The premise of Cognitive Behavioral Theory is that our emotions are triggered by automatic thoughts that serve to alert us to the possibility of imminent danger. People’s perceptions occur as spontaneous thoughts, which directly influence their emotional, behavioral, and physiological reactions. Our perceptions are often magnified or distorted when they are distressed, making it difficult to see things objectively. By examining our “automatic thoughts” and identifying the factual evidence that refutes them, we are more capable of seeing a view that more closely resembles reality. With practice, our distress will decreases considerably, allowing us to make behavioral choices with higher functionality.
Billionaire investor, author and co-founder of Oaktree Capital Howard Marks discusses risk assessment and the psychology of investing on The Knowledge Project with Shane Parrish. He attributes his success with high-stakes decision-making to his ability to confront the evolutionary emotional programming that automatically drives human behavior. He shares that by adopting a mindset of ‘dispassionate observation and examination of thought‘ before acting, people can learn to accept the impossibility of predicting or controlling the future with 100% accuracy. This mindset reduces the risk of making decisions that overshoot a situation, out of instinctual enthusiasm or fear. In essence, putting cognitive behavioral tools at the helm of his investment decision-making. Founders can use this approach for their toughest, crucial conversations to stabilize their emotions, conserve mental energy and improve the odds of a successful outcome.
How to Use Cognitive Behavioral Tools in Crucial Conversations:
Practice writing out evidence-based thought records to dissect past situations that have lead to uncomfortable feelings. This simple but powerful exercise trains your brain to re-examine how your thoughts, feelings and behaviors are all interconnected.

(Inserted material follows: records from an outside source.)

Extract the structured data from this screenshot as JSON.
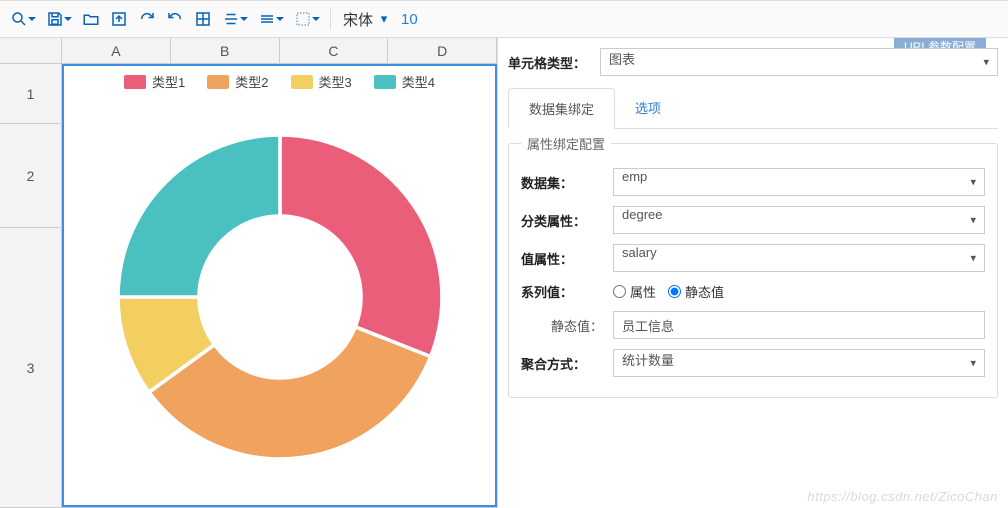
{
  "toolbar": {
    "font_name": "宋体",
    "font_size": "10"
  },
  "columns": [
    "A",
    "B",
    "C",
    "D"
  ],
  "rows": [
    "1",
    "2",
    "3"
  ],
  "chart_data": {
    "type": "pie",
    "title": "",
    "series": [
      {
        "name": "类型1",
        "value": 31,
        "color": "#eb5e7a"
      },
      {
        "name": "类型2",
        "value": 34,
        "color": "#f0a35e"
      },
      {
        "name": "类型3",
        "value": 10,
        "color": "#f3cf62"
      },
      {
        "name": "类型4",
        "value": 25,
        "color": "#4bc0c0"
      }
    ],
    "donut": true
  },
  "panel": {
    "cell_type_label": "单元格类型：",
    "cell_type_value": "图表",
    "tab_bind": "数据集绑定",
    "tab_options": "选项",
    "fieldset_title": "属性绑定配置",
    "dataset_label": "数据集：",
    "dataset_value": "emp",
    "category_label": "分类属性：",
    "category_value": "degree",
    "value_label": "值属性：",
    "value_value": "salary",
    "series_label": "系列值：",
    "radio_attr": "属性",
    "radio_static": "静态值",
    "static_label": "静态值：",
    "static_value": "员工信息",
    "agg_label": "聚合方式：",
    "agg_value": "统计数量"
  },
  "watermark": "https://blog.csdn.net/ZicoChan"
}
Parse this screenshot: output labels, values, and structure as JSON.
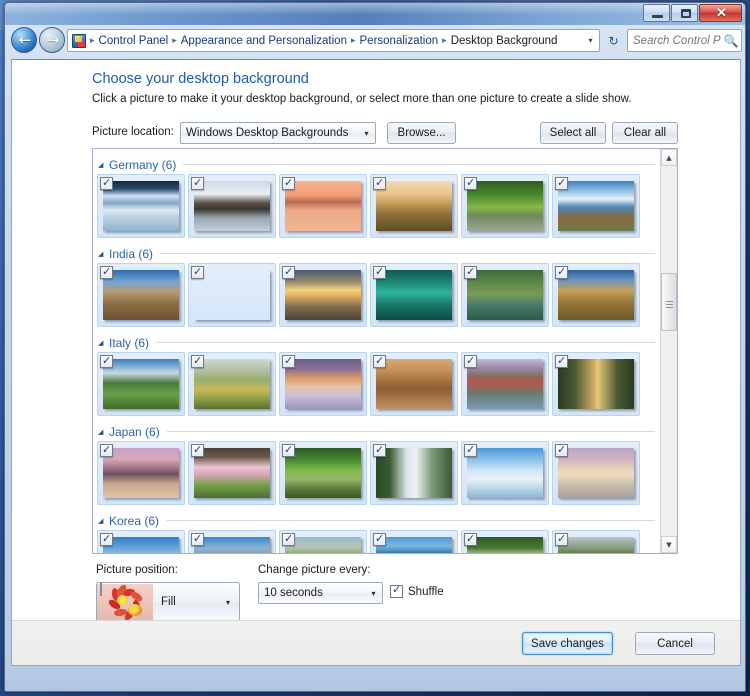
{
  "window": {
    "controls": {
      "minimize": "minimize-button",
      "maximize": "maximize-button",
      "close_glyph": "✕"
    }
  },
  "navigation": {
    "back_glyph": "←",
    "forward_glyph": "→",
    "history_caret": "▾",
    "breadcrumbs": [
      "Control Panel",
      "Appearance and Personalization",
      "Personalization",
      "Desktop Background"
    ],
    "breadcrumb_separator": "▸",
    "address_caret": "▾",
    "refresh_glyph": "↻",
    "search": {
      "placeholder": "Search Control Panel",
      "value": "",
      "icon": "🔍"
    }
  },
  "page": {
    "title": "Choose your desktop background",
    "subtitle": "Click a picture to make it your desktop background, or select more than one picture to create a slide show."
  },
  "location_row": {
    "label": "Picture location:",
    "selected": "Windows Desktop Backgrounds",
    "caret": "▾",
    "browse_label": "Browse...",
    "select_all_label": "Select all",
    "clear_all_label": "Clear all"
  },
  "groups": [
    {
      "name": "Germany (6)",
      "triangle": "◢",
      "items": [
        {
          "checked": true,
          "alt": "alpine-lake-with-snowy-peaks"
        },
        {
          "checked": true,
          "alt": "frosted-boathouse-reflection"
        },
        {
          "checked": true,
          "alt": "orange-sunset-lake-pilings"
        },
        {
          "checked": true,
          "alt": "golden-meadow-hay-bales"
        },
        {
          "checked": true,
          "alt": "tree-lined-country-road"
        },
        {
          "checked": true,
          "alt": "blue-mountain-lake-shoreline"
        }
      ]
    },
    {
      "name": "India (6)",
      "triangle": "◢",
      "items": [
        {
          "checked": true,
          "alt": "sandstone-fort-tower"
        },
        {
          "checked": true,
          "alt": "golden-palace-waterfront"
        },
        {
          "checked": true,
          "alt": "sunrise-sea-with-lantern"
        },
        {
          "checked": true,
          "alt": "peacock-feather-closeup"
        },
        {
          "checked": true,
          "alt": "peacock-displaying-plumage"
        },
        {
          "checked": true,
          "alt": "desert-city-lake-reflection"
        }
      ]
    },
    {
      "name": "Italy (6)",
      "triangle": "◢",
      "items": [
        {
          "checked": true,
          "alt": "dolomites-green-valley"
        },
        {
          "checked": true,
          "alt": "tuscan-rolling-hills"
        },
        {
          "checked": true,
          "alt": "snowy-dolomite-cliffs-at-dusk"
        },
        {
          "checked": true,
          "alt": "stone-arch-bridge-reflection"
        },
        {
          "checked": true,
          "alt": "cliffside-village-by-sea"
        },
        {
          "checked": true,
          "alt": "cypress-avenue-at-sunset"
        }
      ]
    },
    {
      "name": "Japan (6)",
      "triangle": "◢",
      "items": [
        {
          "checked": true,
          "alt": "torii-gate-purple-dusk"
        },
        {
          "checked": true,
          "alt": "blossoming-cherry-tree"
        },
        {
          "checked": true,
          "alt": "mossy-forest-stream"
        },
        {
          "checked": true,
          "alt": "tall-waterfall-curtain"
        },
        {
          "checked": true,
          "alt": "blue-ice-formations"
        },
        {
          "checked": true,
          "alt": "frosted-trees-winter-sunrise"
        }
      ]
    },
    {
      "name": "Korea (6)",
      "triangle": "◢",
      "items": [
        {
          "checked": true,
          "alt": "yellow-canola-field-island"
        },
        {
          "checked": true,
          "alt": "traditional-gate-city-tulips"
        },
        {
          "checked": true,
          "alt": "red-bridge-over-pond"
        },
        {
          "checked": true,
          "alt": "volcanic-coast-blue-sea"
        },
        {
          "checked": true,
          "alt": "cascading-forest-waterfall"
        },
        {
          "checked": true,
          "alt": "green-crater-meadow"
        }
      ]
    }
  ],
  "scrollbar": {
    "up_glyph": "▲",
    "down_glyph": "▼"
  },
  "picture_position": {
    "label": "Picture position:",
    "selected": "Fill",
    "caret": "▾",
    "preview_icon": "flower-wallpaper-thumbnail"
  },
  "change_every": {
    "label": "Change picture every:",
    "selected": "10 seconds",
    "caret": "▾"
  },
  "shuffle": {
    "label": "Shuffle",
    "checked": true
  },
  "footer": {
    "save_label": "Save changes",
    "cancel_label": "Cancel"
  },
  "colors": {
    "accent_link": "#1d5bb5",
    "group_heading": "#2d62a8",
    "checkmark": "#1e3e8c",
    "default_button_border": "#4a8fc4"
  }
}
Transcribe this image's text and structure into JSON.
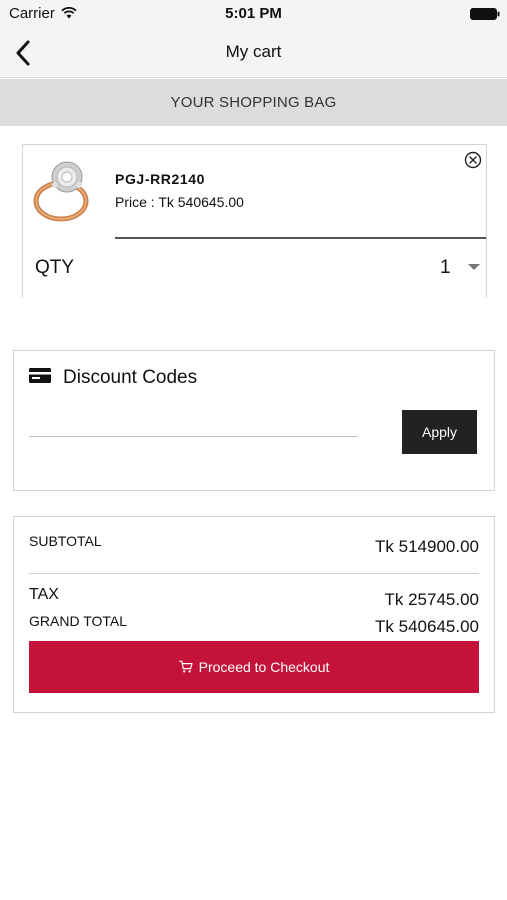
{
  "status_bar": {
    "carrier": "Carrier",
    "time": "5:01 PM",
    "icons": [
      "wifi-icon",
      "battery-icon"
    ]
  },
  "nav": {
    "title": "My cart",
    "back_icon": "chevron-left-icon"
  },
  "section_header": "YOUR SHOPPING BAG",
  "cart_items": [
    {
      "sku": "PGJ-RR2140",
      "price_label": "Price : Tk 540645.00",
      "thumbnail": "ring-image",
      "qty_label": "QTY",
      "qty": "1",
      "remove_icon": "close-circle-icon"
    }
  ],
  "discount": {
    "icon": "credit-card-icon",
    "title": "Discount Codes",
    "input_value": "",
    "apply_label": "Apply"
  },
  "totals": {
    "subtotal_label": "SUBTOTAL",
    "subtotal_value": "Tk 514900.00",
    "tax_label": "TAX",
    "tax_value": "Tk 25745.00",
    "grand_total_label": "GRAND TOTAL",
    "grand_total_value": "Tk 540645.00",
    "checkout_label": "Proceed to Checkout",
    "checkout_icon": "cart-icon"
  },
  "colors": {
    "checkout_bg": "#c4133a",
    "apply_bg": "#222222",
    "section_header_bg": "#dcdcdc",
    "nav_bg": "#f4f4f4"
  }
}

Practice observing behaviors and listening for the ‘content versus conditions’ of a conversation as a way to spot the risk of a conversation turning into a conflict. The instant people perceive disrespect in a conversation (a hostile condition), the interaction is no longer about the original purpose (the content)- it is now about defending oneself, further escalating emotions.
Our emotional responses naturally turns into a ‘storyline’ or narrative in our head when we perceive hostility that feels like an injustice, shaping how we ‘make meaning’ of the person’s actions. Look for the factual evidence that supports your storyline and identify the emotional response tied to it.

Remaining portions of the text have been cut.